Дверь раскрылась, и мы, пройдя довольно темный коридор, очутились в широкой и светлой передней, где висело очень много верхней одежды. Горничная (или там чорт ее знает кто) в белом переднике помогла нам стащить с себя пальтишки, и мы вошли в следующую комнату. В ней было почти совсем темно, и Володька сказал мне шопотом:
— Садись.
Мы сели на диван и посидели минут пять. Я спросил Володьку:
— Что же, дух теперь явится, что ли?
Но Володька сжал мне руку, так что я замолчал. Потом вдруг из темноты раздался голос, так что мне стало опять жутко. Голос спросил:
— Кто с тобой?
— Кандидат в братья, — ответил Шахов.
— А он уже готов к принятию?
— Почти готов.
— Тогда он будет допущен на собеседование младших.
Комната осветилась — кто-то зажег электричество, но в ней никого не было.
— Что за чорт такой? — спросил я у Володьки, но он опять сжал мне руку и сказал:
— Пойдем, таинственность кончилась.
Таинственность-то кончилась, но зато началась буза. Мы прошли опять по коридору и были впущены в маленькую комнатушку, где сидело несколько человек молодежи. Там была одна девчина, но к своему удивлению я увидел там... Пашку Брычева с Ванькиной фабрики. Я было хотел с ним поздороваться, но он мне подмигнул, так что я понял, что лучше не показывать нашего знакомства. Это мне понравилось, потому что показалось в этом больше авантюризма. (Я вообще-то авантюризма не признаю, но в таком деле он уместен).
В этой комнатенке происходило собрание без всякого председателя, а просто всякий кто угодно брал слово и говорил. Говорили тихо, спокойно, так что ничуть не было похоже на наши бурные собрания в вузе. Все это было довольно приятно, но самая суть разговорчиков, когда я прислушался, оказалась совершенно поразительной.
— Ближнего нужно носить в себе, как сосуд, — сказал какой-то белобрысый парень, — но не простой сосуд, а сосуд с драгоценной влагой, и эту влагу никак не допускать к пролитию. (Так и сказал). Воспитав в себе такое отношение к одному, к избранному, к лучшему, к излюбленному, мы становимся уже на высшую ступень, мы переходим к общей любви, мы сами становимся общностью.
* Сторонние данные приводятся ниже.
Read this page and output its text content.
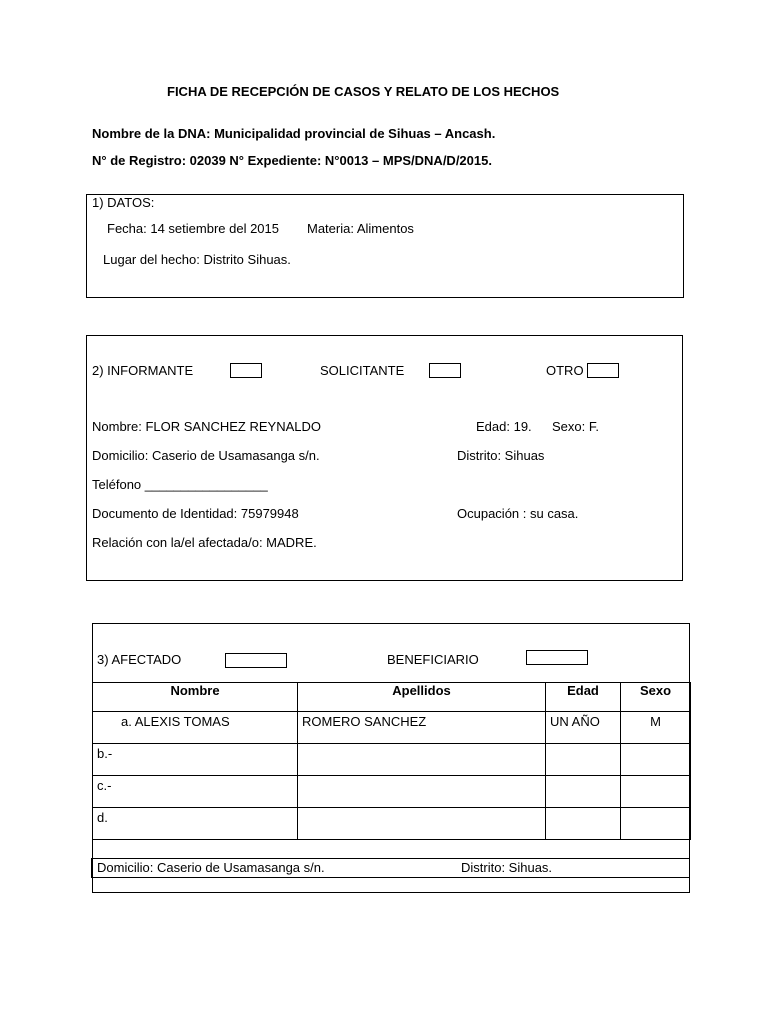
FICHA DE RECEPCIÓN DE CASOS Y RELATO DE LOS HECHOS
Nombre de la DNA: Municipalidad provincial de Sihuas – Ancash.
N° de Registro: 02039 N° Expediente: N°0013 – MPS/DNA/D/2015.
1) DATOS:
Fecha: 14 setiembre del 2015 Materia: Alimentos
Lugar del hecho: Distrito Sihuas.
2) INFORMANTE	SOLICITANTE	OTRO
Nombre: FLOR SANCHEZ REYNALDO	Edad: 19. Sexo: F.
Domicilio: Caserio de Usamasanga s/n.	Distrito: Sihuas
Teléfono _________________
Documento de Identidad: 75979948	Ocupación : su casa.
Relación con la/el afectada/o: MADRE.
3) AFECTADO	BENEFICIARIO
Nombre	Apellidos	Edad	Sexo
a. ALEXIS TOMAS	ROMERO SANCHEZ	UN AÑO	M
b.-			
c.-			
d.			
Domicilio: Caserio de Usamasanga s/n.	Distrito: Sihuas.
— Брат, но как поступать в том случае, если к ближнему почему-либо закрадется злоба в сердце? — пропищала девчина.
— Сестра, — ответил белобрысый, — злобу эту нужно уничтожить и раздавить, как ядовитую змею. Тогда вмешался я. Я спросил:
— Ну, а как поступать в том случае, если ближний наступит тебе на ногу или залезет в карман?
— Вопрос ваш — дурного тона, брат, — ответил белобрысый. — Даже первичное общение младших Вольных Братьев не допускает таких поступков.
— Да ведь в трамвае или в киношке не станешь об’яснять ближнему, который залез тебе в карман, в чем состоит первичное общение?
— Брат, — кротко ответил белобрысый, — вы, очевидно, не введены в простейшие технические правила наших кружков. Дело в том, что первичное общение и состоит в том, что только два младших брата проявляют друг к другу братскую любовь. Когда же любовь эта разовьется и окрепнет настолько, что перерастет любовь к одному человеку, мы расширяем ее пределы, мы допускаем общение на основе любви уже не двум из братьев, а целому пятку. Но при этом конечно, не возбраняется относиться любовно и ко всем остальным людям. Не следует допускать крайнего толкования, потому что неопытный брат неизбежно столкнется с материалистическим отношением к себе и к своему братскому чувству.
Говорил это белобрысый складно, словно по книжке читал, но меня задело то, что он сказал насчет материалистического отношения.
— Ну хорошо, — сказал я, — что двум допускается братски любить друг друга — это понятно. Это для начала. Кашу заваривать. Ну, а если у одного из двух, скажем, нету жилплощади, — то другой ему отдаст свою — из братской любви, разумеется?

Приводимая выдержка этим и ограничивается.